Thoughts on Monday’s Text
In Peter’s speech, God’s impartiality has very little to do with God’s loving acceptance of all people. This is not to say that God does not love, but we do not want to turn Peter’s statement in Acts into something particularly Johannine or Pauline. Indeed, one mines Acts in vain to find support for mention of God’s love. One can try to put this into the sphere of God’s love, but that would risk emphasizing a component of God’s acceptance that Acts does not emphasize.
It is important to continue with Peter in verse 35: “but in every nation anyone who fears (God) and does what is right is acceptable to (God).” Taken together with verse 35, Peter’s point is that ethnic identity cannot define who can rightly fear God and work justice (“work dikaiosune” or “do what is right”).

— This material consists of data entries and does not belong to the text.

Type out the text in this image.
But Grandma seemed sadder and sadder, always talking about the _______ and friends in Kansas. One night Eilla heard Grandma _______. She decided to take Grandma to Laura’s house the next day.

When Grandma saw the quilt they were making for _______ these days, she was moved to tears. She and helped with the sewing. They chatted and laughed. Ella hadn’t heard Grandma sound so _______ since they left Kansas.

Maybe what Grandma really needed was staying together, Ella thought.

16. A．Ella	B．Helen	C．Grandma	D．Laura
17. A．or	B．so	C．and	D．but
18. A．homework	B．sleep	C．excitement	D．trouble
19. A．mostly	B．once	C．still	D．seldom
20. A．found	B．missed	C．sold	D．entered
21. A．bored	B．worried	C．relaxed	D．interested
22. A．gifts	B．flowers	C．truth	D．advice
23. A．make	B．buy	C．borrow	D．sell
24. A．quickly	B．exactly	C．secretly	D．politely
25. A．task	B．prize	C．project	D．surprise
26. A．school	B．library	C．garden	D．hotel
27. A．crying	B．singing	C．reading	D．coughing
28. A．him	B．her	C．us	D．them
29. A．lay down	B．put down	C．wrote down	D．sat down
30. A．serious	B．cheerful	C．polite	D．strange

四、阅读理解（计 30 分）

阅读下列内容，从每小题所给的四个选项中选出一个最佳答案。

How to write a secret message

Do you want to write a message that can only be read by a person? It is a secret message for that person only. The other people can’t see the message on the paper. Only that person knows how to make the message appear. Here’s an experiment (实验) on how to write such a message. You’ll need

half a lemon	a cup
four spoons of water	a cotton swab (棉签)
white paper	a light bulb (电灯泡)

Peter’s realization finds its meaning amid first century life that thrived on ethnically defined distinctions. It was common to define God’s favored in terms of ethnic association and demarcate the “ethical” and the “just” along the same lines. Non-participation in Greek life and culture revealed one as unlearned in divine things and unvirtuous; those who were not yet graced by Roman life, law, and order remained theologically misguided barbarians.
God’s initiative challenges us to live and think as if others’ ways of living — not just of different ethnic groups, but of those less educated or of a different political persuasion — can display the fear of God and working of justice in their own ways and contexts, without thinking they need to be informed about the correct ways to do it by “us” who think we might have the upper hand on understanding God’s ways. We are forced to consider the narrowness and short-sightedness of our own vision and the breadth and depth of God’s.
It is also important to recognize that Peter’s speech does not serve to relativize ethnic identity and manner of life so that they become arbitrary or insignificant. Peter’s speech actually confesses the value of ethnic and social particularity in service to God’s mission in Christ. The “other” need not become like me; likewise, I should feel no compulsion to change. In Peter’s speech, the resurrection brings a new reality where Jew and Gentile as themselves contribute to a diverse witness to God’s mission in Christ.
Jesus is risen indeed! This message gives eternal hope. In this week’s text, however, the resurrection also shakes the present world, bringing a new outlook. As we proclaim the promise of the resurrection, let us also proclaim the power of the resurrection, a power that changes how we evaluate who can fear God and work justice in Jesus’ name.